Capital is mobile. But workers, many times, are not. So when a company closes its plant in the United States, and shifts production to a lower-wage country, the company may make more money but the workers, and their communities—who cannot move overseas—suddenly don’t have jobs. They are hurt.

Of course we cannot stop the effects of globalization. But we can work for trade agreements that create a more level playing field against our good but mercantilist trading partners.

Many have an inflexible ideology that the United States and the American people should allow for the completely unrestricted movement of goods and labor into the United States even when our trading partners manipulate rules for their advantage. Those truest believers are most adamant about passing this fast-track legislation fast as possible, with the least discussion possible.

But, the United States is a country—not an economy. And a country’s job is to protect its citizens—whether from military attacks, or from unfair trade policies that threaten the economic well-being of its own people.

Any trade agreement we enter into should have a mutually beneficial economic impact on all parties to the agreement. It must not have the effect of continuing or furthering the decline of manufacturing in the United States. It should seek to end trade unfairness and to increase, not reduce, wages in the United States. We can no longer afford to lose a single job to an unfair trade deal. Not one.

But the fast-track procedure ensures that any trade deal yet-unseen can pass through Congress with a minimum of actual scrutiny. After years of soaring trade deficits, shouldn’t we apply more scrutiny to trade agreements—not less? Are we afraid to ask tough questions? Take the issue of currency manipulation: this president has refused to confront this practice that provides a clear advantage for certain foreign countries. His negotiators have refused to put any provisions in the Trans-Pacific Partnership.
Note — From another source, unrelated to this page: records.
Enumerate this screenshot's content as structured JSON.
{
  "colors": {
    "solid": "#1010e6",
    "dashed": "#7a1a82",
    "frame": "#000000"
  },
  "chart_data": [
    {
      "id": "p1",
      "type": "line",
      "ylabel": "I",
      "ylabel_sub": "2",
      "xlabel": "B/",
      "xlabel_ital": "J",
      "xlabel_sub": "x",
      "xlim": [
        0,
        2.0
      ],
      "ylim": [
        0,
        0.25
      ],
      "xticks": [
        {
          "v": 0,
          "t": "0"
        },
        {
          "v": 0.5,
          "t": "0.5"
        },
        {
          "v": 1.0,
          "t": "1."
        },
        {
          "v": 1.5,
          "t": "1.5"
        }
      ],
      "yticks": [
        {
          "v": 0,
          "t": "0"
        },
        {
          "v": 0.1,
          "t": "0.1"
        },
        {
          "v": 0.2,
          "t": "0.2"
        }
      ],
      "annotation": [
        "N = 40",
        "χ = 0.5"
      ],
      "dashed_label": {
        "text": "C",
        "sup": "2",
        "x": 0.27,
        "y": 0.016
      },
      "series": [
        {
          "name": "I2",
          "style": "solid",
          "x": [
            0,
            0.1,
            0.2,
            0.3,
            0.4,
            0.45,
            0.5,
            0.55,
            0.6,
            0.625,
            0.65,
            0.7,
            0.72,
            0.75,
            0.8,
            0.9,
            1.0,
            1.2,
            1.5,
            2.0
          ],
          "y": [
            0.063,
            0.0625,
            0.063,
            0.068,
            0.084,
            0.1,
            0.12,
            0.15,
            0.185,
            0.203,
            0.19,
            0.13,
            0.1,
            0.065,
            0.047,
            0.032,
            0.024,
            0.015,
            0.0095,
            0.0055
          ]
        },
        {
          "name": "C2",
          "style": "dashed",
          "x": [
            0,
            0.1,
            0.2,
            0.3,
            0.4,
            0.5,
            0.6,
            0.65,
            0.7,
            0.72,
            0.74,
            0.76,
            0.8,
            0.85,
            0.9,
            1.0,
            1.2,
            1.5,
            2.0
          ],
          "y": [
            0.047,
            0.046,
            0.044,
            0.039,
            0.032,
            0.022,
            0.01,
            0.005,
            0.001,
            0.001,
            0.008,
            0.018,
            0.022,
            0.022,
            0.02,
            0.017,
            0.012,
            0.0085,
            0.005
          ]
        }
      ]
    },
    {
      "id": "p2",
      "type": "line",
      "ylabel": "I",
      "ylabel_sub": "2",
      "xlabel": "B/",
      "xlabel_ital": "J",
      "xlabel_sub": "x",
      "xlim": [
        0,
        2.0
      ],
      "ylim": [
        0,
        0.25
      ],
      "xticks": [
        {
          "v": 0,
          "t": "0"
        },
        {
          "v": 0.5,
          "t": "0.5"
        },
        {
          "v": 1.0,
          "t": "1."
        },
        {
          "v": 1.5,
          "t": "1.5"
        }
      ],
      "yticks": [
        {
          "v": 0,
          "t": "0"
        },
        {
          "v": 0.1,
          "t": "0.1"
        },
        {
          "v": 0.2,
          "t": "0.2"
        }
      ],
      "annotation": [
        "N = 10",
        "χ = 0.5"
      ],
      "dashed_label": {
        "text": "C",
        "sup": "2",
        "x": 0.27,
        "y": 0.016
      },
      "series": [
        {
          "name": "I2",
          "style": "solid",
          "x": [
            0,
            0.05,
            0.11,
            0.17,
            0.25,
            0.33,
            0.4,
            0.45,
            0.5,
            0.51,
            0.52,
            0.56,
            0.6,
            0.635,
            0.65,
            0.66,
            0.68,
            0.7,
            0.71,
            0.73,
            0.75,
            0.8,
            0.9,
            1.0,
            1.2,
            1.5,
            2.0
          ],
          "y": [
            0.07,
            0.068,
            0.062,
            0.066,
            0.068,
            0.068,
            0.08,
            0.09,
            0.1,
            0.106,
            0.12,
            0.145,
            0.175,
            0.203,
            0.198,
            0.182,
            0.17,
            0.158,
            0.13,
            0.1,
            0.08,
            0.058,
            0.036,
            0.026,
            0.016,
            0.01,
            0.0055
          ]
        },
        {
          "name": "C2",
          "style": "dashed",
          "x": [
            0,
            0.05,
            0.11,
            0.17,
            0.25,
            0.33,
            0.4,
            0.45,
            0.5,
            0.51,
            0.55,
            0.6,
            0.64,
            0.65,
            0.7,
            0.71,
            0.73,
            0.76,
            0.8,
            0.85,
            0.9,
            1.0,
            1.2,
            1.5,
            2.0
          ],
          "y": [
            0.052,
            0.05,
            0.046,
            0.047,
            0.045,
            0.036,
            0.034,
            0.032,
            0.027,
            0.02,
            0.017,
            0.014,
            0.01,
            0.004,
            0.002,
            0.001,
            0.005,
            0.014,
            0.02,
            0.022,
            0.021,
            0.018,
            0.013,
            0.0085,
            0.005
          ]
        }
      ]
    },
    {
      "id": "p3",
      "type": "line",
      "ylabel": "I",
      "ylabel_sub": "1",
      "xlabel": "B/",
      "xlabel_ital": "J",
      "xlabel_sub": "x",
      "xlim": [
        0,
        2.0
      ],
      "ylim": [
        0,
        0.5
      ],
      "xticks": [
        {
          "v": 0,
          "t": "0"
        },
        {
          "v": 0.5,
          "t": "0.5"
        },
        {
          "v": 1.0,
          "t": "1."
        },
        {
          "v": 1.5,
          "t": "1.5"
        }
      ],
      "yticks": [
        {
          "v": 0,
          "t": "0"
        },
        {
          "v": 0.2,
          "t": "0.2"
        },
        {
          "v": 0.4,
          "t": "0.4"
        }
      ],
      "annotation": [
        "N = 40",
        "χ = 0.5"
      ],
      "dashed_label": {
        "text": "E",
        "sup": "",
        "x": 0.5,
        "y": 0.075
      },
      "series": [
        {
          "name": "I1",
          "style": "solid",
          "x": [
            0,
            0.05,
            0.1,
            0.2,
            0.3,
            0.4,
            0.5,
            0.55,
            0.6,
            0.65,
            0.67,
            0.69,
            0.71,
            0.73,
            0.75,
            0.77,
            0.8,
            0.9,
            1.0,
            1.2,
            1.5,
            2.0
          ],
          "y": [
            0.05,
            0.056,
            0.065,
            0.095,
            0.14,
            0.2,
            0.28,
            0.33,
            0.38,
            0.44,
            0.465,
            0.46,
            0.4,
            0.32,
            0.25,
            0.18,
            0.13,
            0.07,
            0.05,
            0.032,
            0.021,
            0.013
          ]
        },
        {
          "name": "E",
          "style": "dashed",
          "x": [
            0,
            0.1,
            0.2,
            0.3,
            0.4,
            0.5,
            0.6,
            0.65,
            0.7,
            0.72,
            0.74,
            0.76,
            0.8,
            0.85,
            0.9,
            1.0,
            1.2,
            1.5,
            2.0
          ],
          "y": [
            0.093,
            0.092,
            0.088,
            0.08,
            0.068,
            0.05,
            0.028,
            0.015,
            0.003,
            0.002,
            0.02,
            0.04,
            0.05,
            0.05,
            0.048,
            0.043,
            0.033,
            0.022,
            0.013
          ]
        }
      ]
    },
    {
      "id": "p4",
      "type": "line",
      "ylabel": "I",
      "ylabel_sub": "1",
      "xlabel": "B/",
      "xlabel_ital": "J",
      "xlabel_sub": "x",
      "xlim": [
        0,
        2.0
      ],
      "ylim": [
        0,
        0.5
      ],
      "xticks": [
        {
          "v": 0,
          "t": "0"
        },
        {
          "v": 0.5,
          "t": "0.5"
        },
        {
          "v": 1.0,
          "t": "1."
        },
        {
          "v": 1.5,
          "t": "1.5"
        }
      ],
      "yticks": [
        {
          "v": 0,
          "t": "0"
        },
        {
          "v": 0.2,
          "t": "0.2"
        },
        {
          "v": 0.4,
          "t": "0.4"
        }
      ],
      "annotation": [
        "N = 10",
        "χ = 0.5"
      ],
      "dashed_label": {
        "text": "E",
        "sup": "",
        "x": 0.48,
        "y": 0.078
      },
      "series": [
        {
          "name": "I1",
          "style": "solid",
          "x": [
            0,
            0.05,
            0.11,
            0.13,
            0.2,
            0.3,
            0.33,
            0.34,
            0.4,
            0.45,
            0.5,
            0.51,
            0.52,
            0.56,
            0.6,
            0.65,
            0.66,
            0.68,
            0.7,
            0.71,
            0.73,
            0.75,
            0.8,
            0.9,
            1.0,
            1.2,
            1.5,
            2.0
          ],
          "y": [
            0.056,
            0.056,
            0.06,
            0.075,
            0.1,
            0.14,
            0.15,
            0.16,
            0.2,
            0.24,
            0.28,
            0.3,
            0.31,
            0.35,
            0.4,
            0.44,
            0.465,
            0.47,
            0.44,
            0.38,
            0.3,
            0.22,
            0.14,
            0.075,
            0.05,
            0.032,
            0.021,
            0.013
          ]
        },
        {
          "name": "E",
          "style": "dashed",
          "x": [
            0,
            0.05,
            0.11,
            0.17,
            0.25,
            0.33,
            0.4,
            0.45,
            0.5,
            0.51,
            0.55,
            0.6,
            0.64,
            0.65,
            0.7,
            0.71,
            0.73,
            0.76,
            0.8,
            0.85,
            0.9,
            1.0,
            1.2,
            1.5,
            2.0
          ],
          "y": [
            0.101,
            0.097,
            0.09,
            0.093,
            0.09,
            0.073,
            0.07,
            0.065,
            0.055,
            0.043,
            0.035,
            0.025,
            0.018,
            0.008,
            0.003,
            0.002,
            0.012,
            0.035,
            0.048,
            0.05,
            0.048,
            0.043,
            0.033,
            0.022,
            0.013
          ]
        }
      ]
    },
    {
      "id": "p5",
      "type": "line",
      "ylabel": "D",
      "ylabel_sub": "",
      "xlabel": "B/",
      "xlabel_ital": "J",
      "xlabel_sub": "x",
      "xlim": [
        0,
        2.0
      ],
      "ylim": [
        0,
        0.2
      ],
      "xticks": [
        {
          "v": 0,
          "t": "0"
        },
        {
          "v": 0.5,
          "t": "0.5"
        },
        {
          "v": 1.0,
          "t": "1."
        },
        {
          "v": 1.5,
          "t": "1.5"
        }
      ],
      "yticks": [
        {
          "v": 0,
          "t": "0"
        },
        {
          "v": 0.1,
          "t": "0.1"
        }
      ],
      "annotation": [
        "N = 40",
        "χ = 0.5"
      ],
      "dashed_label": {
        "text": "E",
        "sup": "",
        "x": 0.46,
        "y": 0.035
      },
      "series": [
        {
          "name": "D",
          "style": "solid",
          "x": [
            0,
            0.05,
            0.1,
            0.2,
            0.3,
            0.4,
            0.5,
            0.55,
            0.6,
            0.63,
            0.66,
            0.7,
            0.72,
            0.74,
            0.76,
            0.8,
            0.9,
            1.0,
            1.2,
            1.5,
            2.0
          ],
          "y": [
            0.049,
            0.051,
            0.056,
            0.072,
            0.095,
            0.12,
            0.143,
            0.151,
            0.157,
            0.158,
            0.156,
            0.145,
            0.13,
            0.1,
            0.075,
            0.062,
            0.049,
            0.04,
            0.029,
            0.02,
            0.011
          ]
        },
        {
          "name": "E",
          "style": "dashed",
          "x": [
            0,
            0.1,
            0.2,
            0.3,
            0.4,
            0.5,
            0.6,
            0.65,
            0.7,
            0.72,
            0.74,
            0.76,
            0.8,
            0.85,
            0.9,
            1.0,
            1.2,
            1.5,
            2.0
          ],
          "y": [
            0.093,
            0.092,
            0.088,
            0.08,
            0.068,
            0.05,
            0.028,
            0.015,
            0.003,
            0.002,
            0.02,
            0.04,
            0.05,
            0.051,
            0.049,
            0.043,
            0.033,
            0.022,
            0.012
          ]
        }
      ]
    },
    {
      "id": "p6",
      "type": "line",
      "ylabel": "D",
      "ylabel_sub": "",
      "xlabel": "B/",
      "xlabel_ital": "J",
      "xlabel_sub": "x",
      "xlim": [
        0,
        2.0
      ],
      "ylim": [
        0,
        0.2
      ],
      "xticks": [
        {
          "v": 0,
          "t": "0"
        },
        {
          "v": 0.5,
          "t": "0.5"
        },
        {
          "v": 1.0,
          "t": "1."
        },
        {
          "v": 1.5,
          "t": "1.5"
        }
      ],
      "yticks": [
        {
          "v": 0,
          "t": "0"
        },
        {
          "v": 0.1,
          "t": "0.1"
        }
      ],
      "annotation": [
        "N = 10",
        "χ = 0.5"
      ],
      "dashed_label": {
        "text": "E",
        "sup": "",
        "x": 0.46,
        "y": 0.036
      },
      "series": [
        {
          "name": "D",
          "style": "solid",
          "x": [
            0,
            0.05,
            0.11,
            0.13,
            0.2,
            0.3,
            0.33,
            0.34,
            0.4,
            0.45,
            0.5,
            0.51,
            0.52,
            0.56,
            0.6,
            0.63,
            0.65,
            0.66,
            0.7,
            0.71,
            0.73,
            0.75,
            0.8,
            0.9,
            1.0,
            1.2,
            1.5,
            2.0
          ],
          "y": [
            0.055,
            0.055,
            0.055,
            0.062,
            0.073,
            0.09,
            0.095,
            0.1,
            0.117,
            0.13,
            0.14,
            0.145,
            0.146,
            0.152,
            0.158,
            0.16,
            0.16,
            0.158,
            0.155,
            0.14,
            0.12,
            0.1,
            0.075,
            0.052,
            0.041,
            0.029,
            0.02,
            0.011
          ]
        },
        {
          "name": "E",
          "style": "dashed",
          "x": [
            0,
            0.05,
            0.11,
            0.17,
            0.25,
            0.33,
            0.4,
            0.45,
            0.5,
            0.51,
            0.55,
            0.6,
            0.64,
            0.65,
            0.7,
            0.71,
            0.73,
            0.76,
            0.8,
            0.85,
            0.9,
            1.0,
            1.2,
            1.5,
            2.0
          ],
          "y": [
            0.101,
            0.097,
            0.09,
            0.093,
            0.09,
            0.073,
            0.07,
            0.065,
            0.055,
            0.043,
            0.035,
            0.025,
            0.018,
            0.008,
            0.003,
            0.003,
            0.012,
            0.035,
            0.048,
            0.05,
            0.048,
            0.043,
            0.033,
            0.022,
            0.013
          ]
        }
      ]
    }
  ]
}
Even if Congress were to force it in, I’m not even sure he would enforce it then, and, under fast-track, there would be nothing we can do to amendment or stop it.

The people pushing for this trade deal don’t want to confront currency manipulation; they think it a good thing. It reduces prices for imports. They say we should be thankful.

Finally, the reality is that this fast-track legislation is a significant vote.

Once fast-track authority has been granted, no fast-tracked deal has ever been blocked. If we want to confront currency manipulation and other unfair practices, our best bet is to have a trade bills come before the Congress through regular order—not as a fast-tracked deal. Then Congress can properly exercise the responsibilities that have been delegated to us under the Constitution of the United States.”